Fox5 went to Dr. Klein with common questions from dog owners, and here’s what he told us:
Q: Why does my dog get aggressive with other dogs?
A: Generally, inter-dog aggression is more of a problem between dogs of the SAME gender.
Inter-dog aggression occurs much more frequently in non-neutered male dogs but can also be seen in female dogs as well. Signs usually start appearing when the dog reaches puberty (between six and nine months old) or becomes socially mature at 18 to 36 months.
The causes of dog aggression can vary. A dog may have become overly aggressive because of its past experiences, such as past abuse, poor socialization at formative stages, neglect with other dogs as a puppy, or it may have had a traumatic encounter with another dog.
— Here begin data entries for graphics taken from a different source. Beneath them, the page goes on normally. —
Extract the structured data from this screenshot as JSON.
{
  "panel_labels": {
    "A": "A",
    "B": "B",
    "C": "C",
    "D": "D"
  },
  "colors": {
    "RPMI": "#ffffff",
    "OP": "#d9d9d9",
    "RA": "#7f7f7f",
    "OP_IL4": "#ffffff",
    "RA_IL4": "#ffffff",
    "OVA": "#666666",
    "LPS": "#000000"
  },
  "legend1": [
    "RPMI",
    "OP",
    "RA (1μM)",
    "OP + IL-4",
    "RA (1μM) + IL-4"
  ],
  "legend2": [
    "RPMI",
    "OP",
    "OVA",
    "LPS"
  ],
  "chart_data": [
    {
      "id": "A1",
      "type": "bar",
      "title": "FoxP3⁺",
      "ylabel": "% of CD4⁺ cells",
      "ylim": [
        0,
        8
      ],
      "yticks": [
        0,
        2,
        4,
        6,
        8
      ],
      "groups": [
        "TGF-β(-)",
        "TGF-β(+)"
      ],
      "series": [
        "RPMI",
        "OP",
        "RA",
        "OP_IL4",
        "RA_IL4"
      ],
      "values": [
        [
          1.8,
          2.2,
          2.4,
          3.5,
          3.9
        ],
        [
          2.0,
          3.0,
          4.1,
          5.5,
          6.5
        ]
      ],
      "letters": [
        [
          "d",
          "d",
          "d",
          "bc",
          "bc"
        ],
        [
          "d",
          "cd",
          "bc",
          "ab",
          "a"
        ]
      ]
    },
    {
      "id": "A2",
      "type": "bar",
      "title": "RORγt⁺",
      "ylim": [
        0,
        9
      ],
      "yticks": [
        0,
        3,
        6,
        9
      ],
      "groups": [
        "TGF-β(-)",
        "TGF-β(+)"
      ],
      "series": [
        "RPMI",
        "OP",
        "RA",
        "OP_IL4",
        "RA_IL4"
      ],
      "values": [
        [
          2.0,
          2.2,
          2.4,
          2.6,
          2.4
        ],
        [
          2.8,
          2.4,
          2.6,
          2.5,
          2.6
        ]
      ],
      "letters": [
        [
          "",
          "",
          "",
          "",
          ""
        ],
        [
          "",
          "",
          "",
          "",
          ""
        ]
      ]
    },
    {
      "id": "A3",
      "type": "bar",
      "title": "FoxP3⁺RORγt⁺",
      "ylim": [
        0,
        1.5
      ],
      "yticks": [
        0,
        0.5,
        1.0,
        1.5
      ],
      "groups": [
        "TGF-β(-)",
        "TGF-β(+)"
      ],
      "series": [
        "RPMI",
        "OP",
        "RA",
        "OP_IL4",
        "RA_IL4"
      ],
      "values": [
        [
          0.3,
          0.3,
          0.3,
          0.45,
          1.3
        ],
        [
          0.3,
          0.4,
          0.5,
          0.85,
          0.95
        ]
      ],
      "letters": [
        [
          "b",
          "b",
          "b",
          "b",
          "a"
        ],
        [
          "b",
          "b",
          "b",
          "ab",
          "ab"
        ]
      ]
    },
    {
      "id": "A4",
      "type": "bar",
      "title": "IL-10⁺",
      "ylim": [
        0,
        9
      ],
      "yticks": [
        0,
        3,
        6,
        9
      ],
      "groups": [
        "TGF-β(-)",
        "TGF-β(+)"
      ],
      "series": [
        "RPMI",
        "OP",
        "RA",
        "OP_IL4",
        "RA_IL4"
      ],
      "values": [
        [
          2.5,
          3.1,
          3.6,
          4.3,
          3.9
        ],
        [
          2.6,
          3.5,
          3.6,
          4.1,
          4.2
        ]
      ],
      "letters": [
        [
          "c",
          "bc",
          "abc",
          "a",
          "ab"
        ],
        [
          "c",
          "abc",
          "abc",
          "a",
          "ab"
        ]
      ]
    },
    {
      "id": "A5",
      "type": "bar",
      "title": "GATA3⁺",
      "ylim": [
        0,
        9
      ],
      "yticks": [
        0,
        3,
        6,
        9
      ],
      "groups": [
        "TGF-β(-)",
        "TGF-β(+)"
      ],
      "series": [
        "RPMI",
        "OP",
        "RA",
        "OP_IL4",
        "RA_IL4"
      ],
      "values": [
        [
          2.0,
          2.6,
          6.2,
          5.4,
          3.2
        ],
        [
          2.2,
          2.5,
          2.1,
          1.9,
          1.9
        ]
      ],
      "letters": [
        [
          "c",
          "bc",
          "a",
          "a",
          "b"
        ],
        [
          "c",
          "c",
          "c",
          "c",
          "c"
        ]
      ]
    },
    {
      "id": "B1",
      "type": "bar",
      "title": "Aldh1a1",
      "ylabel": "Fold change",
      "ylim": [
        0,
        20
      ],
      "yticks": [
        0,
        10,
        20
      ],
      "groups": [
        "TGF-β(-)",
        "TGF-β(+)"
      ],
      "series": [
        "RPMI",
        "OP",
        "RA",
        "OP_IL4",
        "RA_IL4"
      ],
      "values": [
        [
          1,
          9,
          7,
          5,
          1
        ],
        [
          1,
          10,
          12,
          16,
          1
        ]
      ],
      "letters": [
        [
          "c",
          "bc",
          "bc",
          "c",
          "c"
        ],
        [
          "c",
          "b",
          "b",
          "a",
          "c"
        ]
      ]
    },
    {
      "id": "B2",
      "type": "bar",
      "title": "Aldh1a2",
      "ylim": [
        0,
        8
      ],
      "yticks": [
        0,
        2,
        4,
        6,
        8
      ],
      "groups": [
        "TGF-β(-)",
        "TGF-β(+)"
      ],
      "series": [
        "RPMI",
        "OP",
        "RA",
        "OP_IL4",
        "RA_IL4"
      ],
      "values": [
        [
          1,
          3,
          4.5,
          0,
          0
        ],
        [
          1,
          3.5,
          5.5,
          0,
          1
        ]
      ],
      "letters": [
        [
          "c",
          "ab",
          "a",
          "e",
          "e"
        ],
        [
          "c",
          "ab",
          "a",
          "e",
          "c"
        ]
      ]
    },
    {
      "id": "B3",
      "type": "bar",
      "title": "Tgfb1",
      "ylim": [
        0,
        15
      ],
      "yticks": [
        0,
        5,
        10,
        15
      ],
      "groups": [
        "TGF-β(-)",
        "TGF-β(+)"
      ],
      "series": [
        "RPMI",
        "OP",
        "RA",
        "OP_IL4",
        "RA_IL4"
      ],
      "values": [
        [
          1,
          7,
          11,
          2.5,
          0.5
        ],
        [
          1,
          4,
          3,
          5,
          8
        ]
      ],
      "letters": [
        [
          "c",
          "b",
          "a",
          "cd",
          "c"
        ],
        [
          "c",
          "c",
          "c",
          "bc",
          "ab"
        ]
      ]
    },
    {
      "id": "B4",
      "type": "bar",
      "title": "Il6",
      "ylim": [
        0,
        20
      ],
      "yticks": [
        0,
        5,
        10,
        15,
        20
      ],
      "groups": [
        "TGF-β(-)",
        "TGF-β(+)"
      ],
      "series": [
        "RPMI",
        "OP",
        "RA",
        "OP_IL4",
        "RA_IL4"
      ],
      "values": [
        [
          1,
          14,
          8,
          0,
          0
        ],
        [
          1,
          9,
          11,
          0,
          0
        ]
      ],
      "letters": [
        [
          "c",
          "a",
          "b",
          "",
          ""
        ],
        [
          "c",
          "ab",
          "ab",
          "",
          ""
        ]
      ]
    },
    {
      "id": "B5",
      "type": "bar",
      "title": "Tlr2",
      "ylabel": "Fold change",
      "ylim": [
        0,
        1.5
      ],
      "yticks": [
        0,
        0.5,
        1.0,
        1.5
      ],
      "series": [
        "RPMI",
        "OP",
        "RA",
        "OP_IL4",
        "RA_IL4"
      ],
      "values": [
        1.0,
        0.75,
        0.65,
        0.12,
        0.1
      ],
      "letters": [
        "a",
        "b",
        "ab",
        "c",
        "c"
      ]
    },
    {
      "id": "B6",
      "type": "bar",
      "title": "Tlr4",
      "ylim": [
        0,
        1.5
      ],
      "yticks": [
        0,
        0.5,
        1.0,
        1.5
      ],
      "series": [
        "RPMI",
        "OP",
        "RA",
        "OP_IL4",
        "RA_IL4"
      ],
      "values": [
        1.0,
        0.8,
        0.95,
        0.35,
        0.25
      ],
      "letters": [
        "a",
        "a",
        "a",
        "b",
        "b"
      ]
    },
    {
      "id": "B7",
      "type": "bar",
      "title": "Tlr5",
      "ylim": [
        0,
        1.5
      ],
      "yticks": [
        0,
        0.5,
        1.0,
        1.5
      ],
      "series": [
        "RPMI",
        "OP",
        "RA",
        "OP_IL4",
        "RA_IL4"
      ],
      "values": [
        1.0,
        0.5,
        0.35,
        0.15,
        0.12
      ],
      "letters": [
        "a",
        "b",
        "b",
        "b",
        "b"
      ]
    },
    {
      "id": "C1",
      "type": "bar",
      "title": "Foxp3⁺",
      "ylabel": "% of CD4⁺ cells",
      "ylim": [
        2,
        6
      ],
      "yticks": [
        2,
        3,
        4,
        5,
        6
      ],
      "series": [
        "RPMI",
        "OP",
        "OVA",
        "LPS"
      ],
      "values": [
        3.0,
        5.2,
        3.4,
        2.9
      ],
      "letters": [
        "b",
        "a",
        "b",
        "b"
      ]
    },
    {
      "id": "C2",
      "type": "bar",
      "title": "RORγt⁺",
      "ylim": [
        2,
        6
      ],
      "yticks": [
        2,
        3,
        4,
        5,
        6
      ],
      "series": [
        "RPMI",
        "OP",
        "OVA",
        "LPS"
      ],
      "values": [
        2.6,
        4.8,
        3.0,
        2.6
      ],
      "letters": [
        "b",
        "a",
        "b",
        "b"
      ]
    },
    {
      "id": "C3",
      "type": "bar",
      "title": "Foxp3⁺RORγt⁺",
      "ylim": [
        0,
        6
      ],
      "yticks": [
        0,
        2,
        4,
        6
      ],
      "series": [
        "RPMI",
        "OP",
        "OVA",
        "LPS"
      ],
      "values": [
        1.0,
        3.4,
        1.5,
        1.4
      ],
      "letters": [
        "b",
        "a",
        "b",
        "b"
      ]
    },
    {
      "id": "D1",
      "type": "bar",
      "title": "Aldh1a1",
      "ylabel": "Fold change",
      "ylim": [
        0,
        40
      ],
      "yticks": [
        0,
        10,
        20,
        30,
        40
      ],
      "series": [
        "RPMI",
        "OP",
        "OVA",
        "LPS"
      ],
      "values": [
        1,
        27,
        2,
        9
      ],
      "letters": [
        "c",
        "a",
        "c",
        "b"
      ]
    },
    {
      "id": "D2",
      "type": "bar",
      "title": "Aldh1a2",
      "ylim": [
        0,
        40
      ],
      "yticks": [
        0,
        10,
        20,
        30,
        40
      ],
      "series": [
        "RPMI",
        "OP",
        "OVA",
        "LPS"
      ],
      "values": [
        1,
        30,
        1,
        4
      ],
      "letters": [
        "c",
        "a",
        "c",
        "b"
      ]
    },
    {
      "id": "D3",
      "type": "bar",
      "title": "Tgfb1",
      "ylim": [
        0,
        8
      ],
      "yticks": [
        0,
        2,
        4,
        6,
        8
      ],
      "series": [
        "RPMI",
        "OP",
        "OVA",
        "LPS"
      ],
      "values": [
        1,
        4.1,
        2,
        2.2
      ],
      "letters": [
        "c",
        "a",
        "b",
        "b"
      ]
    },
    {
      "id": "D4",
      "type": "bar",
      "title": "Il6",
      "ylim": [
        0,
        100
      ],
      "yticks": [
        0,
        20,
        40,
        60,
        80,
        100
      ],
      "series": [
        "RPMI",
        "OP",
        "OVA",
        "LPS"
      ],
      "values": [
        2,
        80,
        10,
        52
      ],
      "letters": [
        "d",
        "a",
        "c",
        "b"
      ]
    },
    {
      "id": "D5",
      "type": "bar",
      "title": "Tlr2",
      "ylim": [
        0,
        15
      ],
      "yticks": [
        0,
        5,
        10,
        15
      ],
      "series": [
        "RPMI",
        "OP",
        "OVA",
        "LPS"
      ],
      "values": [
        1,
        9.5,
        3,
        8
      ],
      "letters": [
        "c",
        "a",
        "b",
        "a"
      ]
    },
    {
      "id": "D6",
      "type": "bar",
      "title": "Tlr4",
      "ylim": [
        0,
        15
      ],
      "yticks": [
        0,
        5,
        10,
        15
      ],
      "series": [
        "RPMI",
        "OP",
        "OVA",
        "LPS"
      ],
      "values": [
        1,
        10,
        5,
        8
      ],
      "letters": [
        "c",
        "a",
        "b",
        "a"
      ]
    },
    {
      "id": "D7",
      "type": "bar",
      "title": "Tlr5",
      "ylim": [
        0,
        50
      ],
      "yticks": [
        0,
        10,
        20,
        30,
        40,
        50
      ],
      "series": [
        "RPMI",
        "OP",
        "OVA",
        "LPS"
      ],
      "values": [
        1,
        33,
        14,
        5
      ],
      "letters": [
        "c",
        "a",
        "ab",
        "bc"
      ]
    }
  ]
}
Fear and insecurity can also manifest into aggressive behavior as well. Protecting territory and social status, or sometimes, a painful medical condition can all possibly cause a dog to act aggressively. Finally, an owner's behavior (consciously or subconsciously) may also influence a manifestation of aggression.
Due to the various causes and the potentially dangerous results of aggression, it is always recommended to discuss temperament issues with a veterinarian right away. If needed, a certified veterinarian behavioralist may be indicated.